All the statistics producers have strong relationships with police forces and policy colleagues, but the understanding of and engagement with users beyond these groups varied. We saw some great examples of user engagement resulting in improvements to the statistics. In other cases, we think that better user engagement would help to identify unknown and potential users. Although reaching these users can be challenging, it is vital in ensuring that the statistics can achieve their potential to serve the public good.

The Power of Collaboration

The data recording system historically used by police to record road accidents (called STATS19) is currently being reviewed. The review, led by the Department for Transport, will recommend changes and improvements to what information is collected and how it is recorded. To make sure that issues that concern Scotland, Wales and Northern Ireland are heard and acted on during this and any future review, we recommend that all four teams establish a stronger working partnership.
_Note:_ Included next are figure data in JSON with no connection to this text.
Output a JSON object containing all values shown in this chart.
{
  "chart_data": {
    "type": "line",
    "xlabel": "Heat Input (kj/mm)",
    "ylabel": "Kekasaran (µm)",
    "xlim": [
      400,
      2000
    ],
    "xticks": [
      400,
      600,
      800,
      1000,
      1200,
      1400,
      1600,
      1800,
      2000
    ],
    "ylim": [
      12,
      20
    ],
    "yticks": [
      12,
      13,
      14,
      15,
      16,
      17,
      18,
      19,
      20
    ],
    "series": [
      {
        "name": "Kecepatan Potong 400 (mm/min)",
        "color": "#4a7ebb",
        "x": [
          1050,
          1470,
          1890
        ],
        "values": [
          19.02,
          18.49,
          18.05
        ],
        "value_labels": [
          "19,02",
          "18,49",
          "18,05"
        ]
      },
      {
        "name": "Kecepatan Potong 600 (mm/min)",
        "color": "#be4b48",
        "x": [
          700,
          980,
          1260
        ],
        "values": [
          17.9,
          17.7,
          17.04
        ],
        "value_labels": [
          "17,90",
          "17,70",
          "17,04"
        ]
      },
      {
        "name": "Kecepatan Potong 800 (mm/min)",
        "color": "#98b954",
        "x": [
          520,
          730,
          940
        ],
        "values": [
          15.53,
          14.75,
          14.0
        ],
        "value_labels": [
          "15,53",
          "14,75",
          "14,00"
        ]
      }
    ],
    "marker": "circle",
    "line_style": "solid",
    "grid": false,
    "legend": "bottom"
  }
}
More engagement between the teams will also present the opportunity to learn from each other about how they produce and present statistics on the same topic. We saw lots of areas of good practice which, if shared, would benefit the other teams to learn from: for example, the thorough checking process at the Police Service of Northern Ireland to ensure that no collisions are missed; the user engagement project carried out by Transport Scotland last year; the way that Department for Infrastructure analyses and presents under-reporting of road accidents; or the recent development of an interactive dashboard by the Welsh Government.

Communicating Change

Some police forces in the UK, including Police Scotland and about half the forces in England, have recently moved to a new data recording system – the Department for Transport Collision Recording and Sharing (CRASH) system. One of the main advantages of this new system is the improved accuracy of how severe an injury is – the police officer records the most severe injury, and this is automatically labelled either ‘slight’ or ‘serious’. This is different from the approach in police forces using other systems to collect STATS19 data, where officers use their own judgement to determine how severe an injury is. Statisticians themselves don’t always have control over the adoption of new collection approaches, but we encourage all producers to think about the advantages and disadvantages of their current systems to make sure that the data and methods used are the most appropriate and the best quality for the job.
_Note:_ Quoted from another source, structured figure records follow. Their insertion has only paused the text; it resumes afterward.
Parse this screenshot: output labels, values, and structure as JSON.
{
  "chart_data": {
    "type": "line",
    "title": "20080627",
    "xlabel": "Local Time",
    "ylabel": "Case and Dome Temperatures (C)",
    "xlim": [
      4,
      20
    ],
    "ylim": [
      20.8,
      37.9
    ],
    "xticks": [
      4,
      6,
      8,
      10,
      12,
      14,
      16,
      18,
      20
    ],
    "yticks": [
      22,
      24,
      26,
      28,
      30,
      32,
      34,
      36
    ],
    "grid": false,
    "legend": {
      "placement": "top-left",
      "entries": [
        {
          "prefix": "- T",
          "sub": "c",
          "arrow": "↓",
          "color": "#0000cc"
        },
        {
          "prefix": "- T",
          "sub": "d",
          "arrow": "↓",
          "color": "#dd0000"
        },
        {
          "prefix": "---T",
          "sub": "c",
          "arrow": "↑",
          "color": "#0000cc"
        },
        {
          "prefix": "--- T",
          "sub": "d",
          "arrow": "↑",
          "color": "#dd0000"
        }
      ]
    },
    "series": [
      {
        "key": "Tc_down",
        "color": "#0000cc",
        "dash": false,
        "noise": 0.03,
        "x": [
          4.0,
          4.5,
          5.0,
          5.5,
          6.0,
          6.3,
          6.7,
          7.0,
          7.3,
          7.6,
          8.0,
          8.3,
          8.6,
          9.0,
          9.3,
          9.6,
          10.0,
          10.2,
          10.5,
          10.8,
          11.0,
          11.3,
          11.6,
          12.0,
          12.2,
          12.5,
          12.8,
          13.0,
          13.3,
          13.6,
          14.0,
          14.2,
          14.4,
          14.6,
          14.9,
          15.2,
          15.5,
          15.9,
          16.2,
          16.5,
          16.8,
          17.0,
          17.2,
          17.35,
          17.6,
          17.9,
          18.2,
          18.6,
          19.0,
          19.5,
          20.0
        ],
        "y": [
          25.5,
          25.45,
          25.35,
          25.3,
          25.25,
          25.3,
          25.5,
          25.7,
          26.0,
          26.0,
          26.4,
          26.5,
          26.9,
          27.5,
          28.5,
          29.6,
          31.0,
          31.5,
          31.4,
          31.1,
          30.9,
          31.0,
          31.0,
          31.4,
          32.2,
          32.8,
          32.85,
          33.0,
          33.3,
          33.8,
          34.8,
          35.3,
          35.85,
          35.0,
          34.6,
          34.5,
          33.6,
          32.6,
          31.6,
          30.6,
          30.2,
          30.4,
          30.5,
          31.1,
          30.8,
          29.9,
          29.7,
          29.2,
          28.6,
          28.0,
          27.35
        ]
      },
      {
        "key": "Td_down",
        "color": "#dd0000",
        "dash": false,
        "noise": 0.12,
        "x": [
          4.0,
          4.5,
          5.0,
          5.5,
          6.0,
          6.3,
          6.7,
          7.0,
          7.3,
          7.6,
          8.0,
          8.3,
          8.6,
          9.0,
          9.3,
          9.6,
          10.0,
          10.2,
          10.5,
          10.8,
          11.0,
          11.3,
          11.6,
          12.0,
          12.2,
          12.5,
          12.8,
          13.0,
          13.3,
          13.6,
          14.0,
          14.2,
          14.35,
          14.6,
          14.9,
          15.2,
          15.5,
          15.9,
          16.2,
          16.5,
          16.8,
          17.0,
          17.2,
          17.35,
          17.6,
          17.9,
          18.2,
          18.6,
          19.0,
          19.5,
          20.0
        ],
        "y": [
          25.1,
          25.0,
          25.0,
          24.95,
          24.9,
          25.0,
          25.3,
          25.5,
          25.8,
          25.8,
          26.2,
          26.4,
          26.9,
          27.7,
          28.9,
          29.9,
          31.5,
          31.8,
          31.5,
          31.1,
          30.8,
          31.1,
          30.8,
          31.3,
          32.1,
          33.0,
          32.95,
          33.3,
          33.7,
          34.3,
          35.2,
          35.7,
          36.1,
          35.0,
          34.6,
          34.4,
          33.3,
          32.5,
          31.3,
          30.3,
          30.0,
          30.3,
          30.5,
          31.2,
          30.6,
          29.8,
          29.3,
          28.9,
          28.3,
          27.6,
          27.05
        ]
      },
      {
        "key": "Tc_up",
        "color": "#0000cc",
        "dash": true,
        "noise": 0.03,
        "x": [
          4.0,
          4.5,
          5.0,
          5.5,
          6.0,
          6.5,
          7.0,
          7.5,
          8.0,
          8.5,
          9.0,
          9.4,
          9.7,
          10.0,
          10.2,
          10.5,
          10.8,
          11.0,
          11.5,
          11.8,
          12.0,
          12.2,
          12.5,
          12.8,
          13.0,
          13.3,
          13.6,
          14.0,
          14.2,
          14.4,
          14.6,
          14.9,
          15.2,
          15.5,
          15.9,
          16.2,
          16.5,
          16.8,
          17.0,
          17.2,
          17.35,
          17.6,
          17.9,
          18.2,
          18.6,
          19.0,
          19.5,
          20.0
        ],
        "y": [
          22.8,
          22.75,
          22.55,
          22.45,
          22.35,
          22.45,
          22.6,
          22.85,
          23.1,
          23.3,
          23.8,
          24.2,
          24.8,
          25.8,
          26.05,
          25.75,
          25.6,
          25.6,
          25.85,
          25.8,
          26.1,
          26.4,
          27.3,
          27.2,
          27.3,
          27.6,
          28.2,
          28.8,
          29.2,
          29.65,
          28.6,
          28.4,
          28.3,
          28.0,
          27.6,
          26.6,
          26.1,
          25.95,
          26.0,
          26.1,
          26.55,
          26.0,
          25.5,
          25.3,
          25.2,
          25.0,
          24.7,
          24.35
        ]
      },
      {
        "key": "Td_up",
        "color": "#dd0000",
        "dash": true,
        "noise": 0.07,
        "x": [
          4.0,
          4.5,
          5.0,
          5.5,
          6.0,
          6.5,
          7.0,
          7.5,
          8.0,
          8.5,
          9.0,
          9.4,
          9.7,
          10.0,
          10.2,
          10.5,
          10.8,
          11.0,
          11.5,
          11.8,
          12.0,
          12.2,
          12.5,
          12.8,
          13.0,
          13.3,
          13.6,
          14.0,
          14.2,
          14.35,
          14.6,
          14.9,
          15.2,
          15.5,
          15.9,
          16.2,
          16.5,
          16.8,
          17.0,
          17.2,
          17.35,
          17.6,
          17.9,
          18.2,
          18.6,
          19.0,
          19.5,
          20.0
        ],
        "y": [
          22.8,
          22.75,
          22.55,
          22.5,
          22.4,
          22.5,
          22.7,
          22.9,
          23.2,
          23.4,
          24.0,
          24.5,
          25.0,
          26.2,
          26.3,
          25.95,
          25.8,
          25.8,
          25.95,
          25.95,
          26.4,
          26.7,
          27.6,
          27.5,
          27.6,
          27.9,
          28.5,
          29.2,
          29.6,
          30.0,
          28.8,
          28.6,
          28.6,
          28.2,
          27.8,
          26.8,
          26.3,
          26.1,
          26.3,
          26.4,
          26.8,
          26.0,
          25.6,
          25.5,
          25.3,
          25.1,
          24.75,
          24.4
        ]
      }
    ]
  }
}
It is important that before, during and after periods of change, producers of statistics keep their users well informed. This allows users to understand what impact any changes will have on how they use the statistics and provides the opportunity for users to contribute their views. Whether the change is the introduction of a new recording system, or the updating of the current system following the STATS19 review, we encourage all producers to proactively publish as much information as possible and to think about how they open up communication with their users.

The Future of Road Safety Statistics

Road safety policies in Scotland, Wales and Northern Ireland aim to reduce the number of people killed on the roads, with each devolved government having set targets for 2020. New road safety strategies looking beyond 2020 will soon be developed, highlighting how important it is for producers to continue their strong relationships with policy colleagues. The progress towards the current targets varies across the nations and next year each set of statistics will report on the final data for 2020. These statistics will continue to be fundamental in monitoring success against current and future government policies – whether by those who are responsible for our safety, by advocates for road safety improvements, or by us as individuals who interact with the roads in our daily lives.